Armenia continues to place “some” legal restrictions on religious freedom amid persisting hostile societal attitudes towards religious minorities, according to the U.S. State Department.
In its annual report on religious freedom around the world released this week, the department made clear at the same time that the Armenian government “generally did not enforce” those restrictions over the past year. “Most registered religious groups reported no significant legal impediments to their activities during the reporting period,” it said.
The report reveals that 35 male members of the Jehovah’s Witnesses religious group were sentenced to between 24 and 30 months in prison for evasion of military or alternative service. “According to Jehovah's Witnesses leaders in Yerevan, as of June 1, 2010, 76 of their members remained in prison for refusing to perform military service or alternative labor service on conscientious and religious grounds,” it says.

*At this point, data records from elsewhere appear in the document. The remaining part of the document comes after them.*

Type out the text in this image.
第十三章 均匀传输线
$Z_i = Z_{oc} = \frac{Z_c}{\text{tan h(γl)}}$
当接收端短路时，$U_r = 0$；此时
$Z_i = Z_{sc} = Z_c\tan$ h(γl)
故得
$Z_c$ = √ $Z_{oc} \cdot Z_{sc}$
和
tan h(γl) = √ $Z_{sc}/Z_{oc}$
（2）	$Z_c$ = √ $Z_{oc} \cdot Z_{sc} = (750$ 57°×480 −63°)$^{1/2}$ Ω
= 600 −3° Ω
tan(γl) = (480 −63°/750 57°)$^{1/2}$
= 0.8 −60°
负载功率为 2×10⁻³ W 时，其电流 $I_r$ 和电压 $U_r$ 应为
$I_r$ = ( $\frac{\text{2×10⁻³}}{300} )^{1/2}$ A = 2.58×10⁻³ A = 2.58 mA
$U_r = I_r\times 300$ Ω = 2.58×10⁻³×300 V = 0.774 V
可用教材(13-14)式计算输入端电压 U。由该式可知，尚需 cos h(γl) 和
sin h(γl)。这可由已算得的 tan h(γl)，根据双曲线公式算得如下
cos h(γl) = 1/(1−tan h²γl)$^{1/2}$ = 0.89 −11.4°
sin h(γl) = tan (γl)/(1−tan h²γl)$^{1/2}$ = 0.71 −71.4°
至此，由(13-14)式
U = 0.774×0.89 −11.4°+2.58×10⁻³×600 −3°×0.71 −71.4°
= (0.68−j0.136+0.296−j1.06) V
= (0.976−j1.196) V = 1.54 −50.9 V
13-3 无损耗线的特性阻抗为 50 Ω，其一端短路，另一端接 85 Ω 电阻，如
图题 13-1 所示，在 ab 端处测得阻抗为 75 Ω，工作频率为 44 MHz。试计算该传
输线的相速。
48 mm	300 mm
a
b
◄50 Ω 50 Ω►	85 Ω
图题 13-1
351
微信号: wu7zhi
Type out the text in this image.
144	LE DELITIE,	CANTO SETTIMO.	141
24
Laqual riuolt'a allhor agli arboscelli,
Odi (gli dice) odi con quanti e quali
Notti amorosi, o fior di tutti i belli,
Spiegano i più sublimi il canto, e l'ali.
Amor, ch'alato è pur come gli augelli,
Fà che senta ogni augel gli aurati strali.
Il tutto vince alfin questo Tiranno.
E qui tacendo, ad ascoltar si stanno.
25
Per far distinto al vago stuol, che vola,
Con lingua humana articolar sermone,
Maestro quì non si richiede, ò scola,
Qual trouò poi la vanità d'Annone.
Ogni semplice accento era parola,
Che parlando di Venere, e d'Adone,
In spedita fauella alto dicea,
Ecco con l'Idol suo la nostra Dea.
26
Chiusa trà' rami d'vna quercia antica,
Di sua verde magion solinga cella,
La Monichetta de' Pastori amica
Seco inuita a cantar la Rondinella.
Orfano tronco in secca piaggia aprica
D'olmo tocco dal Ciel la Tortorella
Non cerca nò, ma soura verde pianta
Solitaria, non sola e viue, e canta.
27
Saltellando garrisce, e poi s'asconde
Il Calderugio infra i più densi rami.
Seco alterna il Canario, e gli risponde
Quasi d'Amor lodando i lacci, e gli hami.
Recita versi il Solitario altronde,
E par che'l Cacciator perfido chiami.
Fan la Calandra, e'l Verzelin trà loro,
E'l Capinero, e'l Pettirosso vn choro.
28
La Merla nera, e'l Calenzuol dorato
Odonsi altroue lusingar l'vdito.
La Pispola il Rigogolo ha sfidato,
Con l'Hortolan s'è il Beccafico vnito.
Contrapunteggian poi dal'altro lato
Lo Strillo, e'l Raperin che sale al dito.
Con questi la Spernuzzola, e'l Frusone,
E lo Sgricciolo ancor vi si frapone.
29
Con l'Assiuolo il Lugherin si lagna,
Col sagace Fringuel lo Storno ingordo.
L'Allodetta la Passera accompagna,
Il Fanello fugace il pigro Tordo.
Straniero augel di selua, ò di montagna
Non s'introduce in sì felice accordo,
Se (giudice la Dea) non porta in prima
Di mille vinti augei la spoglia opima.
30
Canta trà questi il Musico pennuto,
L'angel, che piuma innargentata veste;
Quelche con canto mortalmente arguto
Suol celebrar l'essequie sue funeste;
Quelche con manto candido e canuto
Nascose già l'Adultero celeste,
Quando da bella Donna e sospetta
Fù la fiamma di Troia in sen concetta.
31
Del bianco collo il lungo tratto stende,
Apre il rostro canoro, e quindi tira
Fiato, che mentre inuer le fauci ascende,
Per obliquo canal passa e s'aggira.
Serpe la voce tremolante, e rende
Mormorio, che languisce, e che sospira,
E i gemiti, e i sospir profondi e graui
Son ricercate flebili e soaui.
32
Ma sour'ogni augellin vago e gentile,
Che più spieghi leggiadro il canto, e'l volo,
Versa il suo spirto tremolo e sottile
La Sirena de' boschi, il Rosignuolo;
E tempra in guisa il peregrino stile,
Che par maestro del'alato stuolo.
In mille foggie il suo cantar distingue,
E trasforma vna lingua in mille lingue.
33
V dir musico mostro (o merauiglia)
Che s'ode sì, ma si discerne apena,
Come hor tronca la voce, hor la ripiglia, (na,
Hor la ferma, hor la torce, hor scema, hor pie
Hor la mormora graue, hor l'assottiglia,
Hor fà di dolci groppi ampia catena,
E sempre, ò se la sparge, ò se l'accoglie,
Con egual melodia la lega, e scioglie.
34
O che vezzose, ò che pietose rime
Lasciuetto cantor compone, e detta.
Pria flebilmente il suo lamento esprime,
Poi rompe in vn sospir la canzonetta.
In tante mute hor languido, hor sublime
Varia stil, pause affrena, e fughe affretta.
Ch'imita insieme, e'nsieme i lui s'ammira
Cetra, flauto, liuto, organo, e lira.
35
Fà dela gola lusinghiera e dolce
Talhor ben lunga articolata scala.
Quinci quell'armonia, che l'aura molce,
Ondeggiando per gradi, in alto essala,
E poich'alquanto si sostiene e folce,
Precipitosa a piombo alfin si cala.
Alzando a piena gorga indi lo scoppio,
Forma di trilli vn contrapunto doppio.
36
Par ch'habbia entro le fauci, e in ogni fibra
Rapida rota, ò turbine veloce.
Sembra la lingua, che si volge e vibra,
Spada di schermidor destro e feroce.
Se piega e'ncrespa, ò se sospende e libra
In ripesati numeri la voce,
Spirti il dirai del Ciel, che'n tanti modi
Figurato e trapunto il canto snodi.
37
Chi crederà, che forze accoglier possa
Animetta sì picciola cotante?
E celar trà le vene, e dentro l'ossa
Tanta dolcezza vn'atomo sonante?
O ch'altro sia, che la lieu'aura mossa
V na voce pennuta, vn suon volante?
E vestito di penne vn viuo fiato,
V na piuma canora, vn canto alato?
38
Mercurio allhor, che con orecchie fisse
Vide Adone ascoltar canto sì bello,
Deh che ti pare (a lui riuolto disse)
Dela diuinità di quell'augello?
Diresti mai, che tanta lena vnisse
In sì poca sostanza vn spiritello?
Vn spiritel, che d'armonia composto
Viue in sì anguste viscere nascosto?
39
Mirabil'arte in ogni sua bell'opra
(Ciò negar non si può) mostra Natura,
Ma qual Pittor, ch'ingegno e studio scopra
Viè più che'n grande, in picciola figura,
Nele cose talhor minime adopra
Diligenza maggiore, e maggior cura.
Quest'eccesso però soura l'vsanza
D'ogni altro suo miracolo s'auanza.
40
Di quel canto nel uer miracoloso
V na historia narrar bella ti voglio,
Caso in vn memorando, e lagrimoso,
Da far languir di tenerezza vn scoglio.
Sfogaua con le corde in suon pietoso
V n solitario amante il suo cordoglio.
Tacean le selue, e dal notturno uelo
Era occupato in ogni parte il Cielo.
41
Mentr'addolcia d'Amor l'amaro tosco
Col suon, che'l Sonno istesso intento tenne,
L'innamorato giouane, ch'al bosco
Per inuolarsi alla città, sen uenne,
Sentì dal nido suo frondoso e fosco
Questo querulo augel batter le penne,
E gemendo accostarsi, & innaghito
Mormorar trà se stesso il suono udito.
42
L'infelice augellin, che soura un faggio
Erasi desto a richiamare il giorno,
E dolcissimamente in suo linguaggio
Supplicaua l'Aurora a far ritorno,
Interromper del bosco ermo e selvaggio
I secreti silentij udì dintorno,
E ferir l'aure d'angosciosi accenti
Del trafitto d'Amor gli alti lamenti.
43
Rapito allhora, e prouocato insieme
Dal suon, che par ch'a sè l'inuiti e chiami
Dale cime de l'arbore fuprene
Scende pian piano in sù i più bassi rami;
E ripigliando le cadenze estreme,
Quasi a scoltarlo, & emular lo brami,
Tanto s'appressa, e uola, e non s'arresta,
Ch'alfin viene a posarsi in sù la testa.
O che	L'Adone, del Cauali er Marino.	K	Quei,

The U.S.-based group has long been at loggerheads with the Armenian authorities over its strong opposition to compulsory military service. Jehovah’s Witnesses refuse alternative service, introduced in 2004, as well on the grounds that it is overseen by the Armenian military.
The State Department also pointed to the privileged status of the Armenian Apostolic Church, which was reinforced by one of the amendments to Armenia’s constitution enacted in 2005. The amendment recognizes the ancient church’s “exclusive mission” in the country’s spiritual and cultural life.
Citing the constitutional reform, the authorities in Yerevan drafted in early 2009 controversial amendments to an Armenian law on religion that would make it a crime for non-traditional religious groups to proselytize on adherents of the Apostolic Church.
The practice is defined as “soul hunting,” a term frequently used by the church clergy. It applies to the use of “physical, moral or psychological pressure” as well as “material incentives” in the dissemination of religious propaganda. Minority religious groups would also be banned from spreading “distrust” in other faiths and engaging in house-to-house preaching.
The passage of the draft amendments was put on hold earlier this year after strong criticism voiced by the Council of Europe and the Organization for Security and Cooperation in Europe. Armenian religious minorities and human rights groups have also expressed serious concern over the bill.
Stepan Danielian, a human rights expert specializing in religious freedom, described on Friday “soul hunting” as a “medieval term” that runs counter to the Armenian constitution. “Any religious organization could fall under this term,” he told RFE/RL’s Armenian service. “What is more, as a result of that article, scientific and other books could be banned in Armenia.”
“We have monopolies in the economy and other spheres, and the Armenian Apostolic Church today wants to have a monopoly on religion,” he charged.
According to Rev. Rafael Grigorian of the Armenian Evangelical Church, threats to religious freedom largely come in the form of verbal attacks by some Apostolic Church priests as well as non-governmental groups and media hostile to religious minorities. “They talk a lot about national unity, but in fact they themselves split up the nation with their behavior which we witness almost every day,” he said.
Danielian likewise accused Armenian media of promoting religious intolerance. “Television and some newspapers are pursuing a systematic policy of propagating religious hatred and discrimination in Armenia,” he said.
“There is no such thing in Armenia. The Armenian people are very tolerant,” countered Rafik Petrosian, the deputy chairman of the parliament committee on human rights.
A high-ranking representative of the Apostolic Church’s Mother See in Echmiadzin also denied any restrictions on Armenians’ constitutionally guaranteed freedom of conscience. “In my view, there is quite a high degree of religious freedoms in Armenia,” Bishop Arshak Khachatrian said in a recent interview with RFE/RL.
Khachatrian was also highly critical of the religious “sects.” “In essence, their activities in Armenia are nothing but a denial of the creed of the Armenian Apostolic Saint Church, which is considered the national religion of the Armenian people,” he said.
The State Department report suggests that many Armenians agree with such claims because “the link between Armenian ethnicity and the Armenian Church is strong.” “According to some observers, the general population expressed negative attitudes about all minority religious groups,” it says.
This assertion was borne out by a random street poll of Yerevan residents conducted by RFE/RL. One man summed up their dominant attitude when he said, “It is only right to consider [religious minorities] very dangerous because we are a small nation. You must not split a small nation.”